Rice indicated Wednesday that she did not have the full details of the South Korean initiative until Tuesday's announcement, which she called an "elaboration" of an envoy's report to Washington last month.

She also said she had no plans to visit Pyongyang for a meeting with the North Korean leader, Kim Jong Il, dashing South Korean hopes that a high-ranking U.S. official would visit in an effort to build mutual trust. Since a nuclear crisis erupted in late 2002, Washington has insisted on six-party talks, involving South Korea, China, Japan and Russia, all countries that Rice said Wednesday have a stake in the "international" problem.

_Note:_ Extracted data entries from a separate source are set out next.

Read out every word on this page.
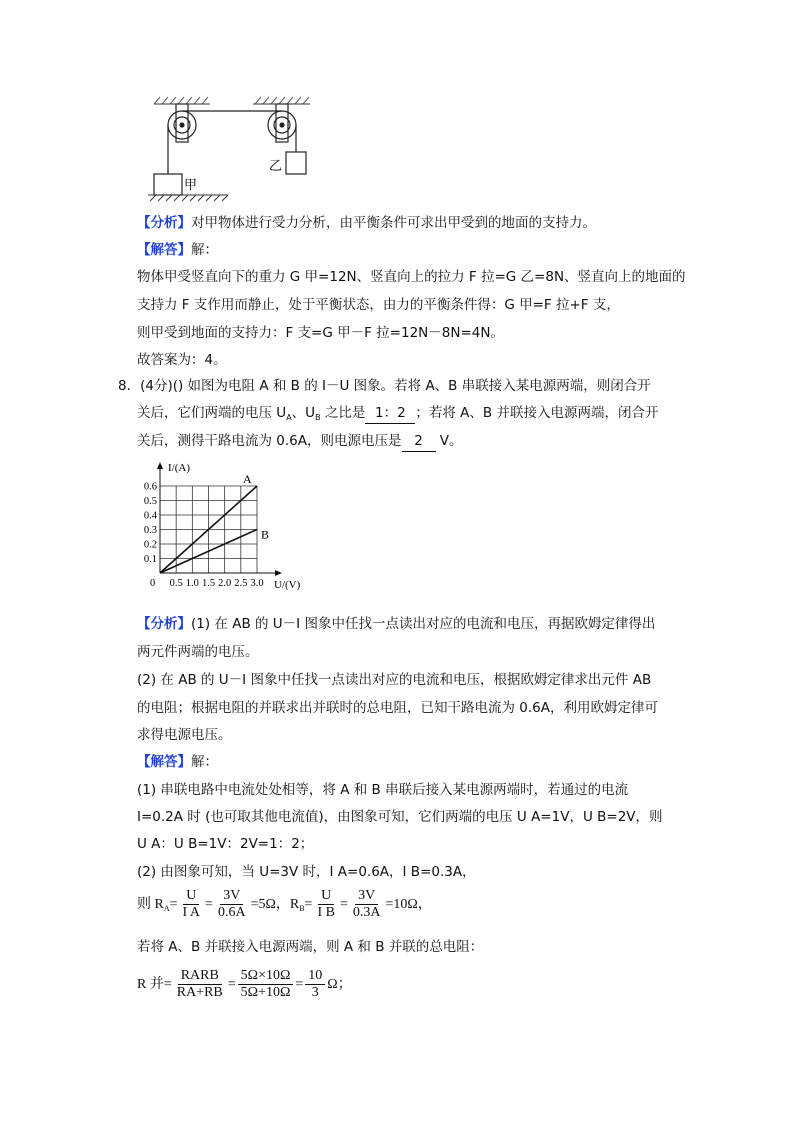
甲
乙
【分析】对甲物体进行受力分析，由平衡条件可求出甲受到的地面的支持力。
【解答】解：
物体甲受竖直向下的重力 G 甲=12N、竖直向上的拉力 F 拉=G 乙=8N、竖直向上的地面的
支持力 F 支作用而静止，处于平衡状态，由力的平衡条件得：G 甲=F 拉+F 支，
则甲受到地面的支持力：F 支=G 甲－F 拉=12N－8N=4N。
故答案为：4。
8．(4分)() 如图为电阻 A 和 B 的 I－U 图象。若将 A、B 串联接入某电源两端，则闭合开
关后，它们两端的电压 $U_A$、$U_B$ 之比是 1：2 ；若将 A、B 并联接入电源两端，闭合开
关后，测得干路电流为 0.6A，则电源电压是 2 V。
0.5 1.0 1.5 2.0 2.5 3.0
0.1
0.2
0.3
0.4
0.5
0.6
I/(A)
U/(V)
0
A
B
【分析】(1) 在 AB 的 U－I 图象中任找一点读出对应的电流和电压，再据欧姆定律得出
两元件两端的电压。
(2) 在 AB 的 U－I 图象中任找一点读出对应的电流和电压，根据欧姆定律求出元件 AB
的电阻；根据电阻的并联求出并联时的总电阻，已知干路电流为 0.6A，利用欧姆定律可
求得电源电压。
【解答】解：
(1) 串联电路中电流处处相等，将 A 和 B 串联后接入某电源两端时，若通过的电流
I=0.2A 时 (也可取其他电流值)，由图象可知，它们两端的电压 U A=1V，U B=2V，则
U A：U B=1V：2V=1：2；
(2) 由图象可知，当 U=3V 时，I A=0.6A，I B=0.3A，
则 $R_A= \frac{U}{\text{I A}} = \frac{3V}{0.6A} =5\Omega$，$R_B= \frac{U}{\text{I B}} = \frac{3V}{0.3A} =10\Omega$，
若将 A、B 并联接入电源两端，则 A 和 B 并联的总电阻：
R 并= $\frac{\text{RARB}}{RA+RB} = \frac{5\Omega\times 10\Omega}{5\Omega+10\Omega} = \frac{10}{3}$ Ω；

Washington has softened its stance recently, allowing low-level contacts with the North and agreeing to one-to-one talks on the sidelines of six-nation talks. But the six-party talks could quickly bog down if North Korea does not deny that it has an uranium-enrichment program and rejects inspections to verify its claim, or if it repeats the demand it made in March that the talks also must include U.S. arms reductions in the region, said Paik Seung Joo of the Korea Institute of Defense Analyses in Seoul.

In October 2002 U.S. officials confronted North Korea with what they called evidence it had purchased uranium enrichment equipment. North Korea has denied the charge.

There also is doubt whether the North will accept the latest South Korea proposal. But Seoul officials said - and Rice agreed - that the offer would be hard for the North to resist.

"It can be clear to anyone who looks at photographs of what North Korea looks like at night that they have energy needs," Rice said. In satellite photographs, the northern half of the Korean peninsula is almost entirely dark at night, a contrast to the bright lights of the capitalist South.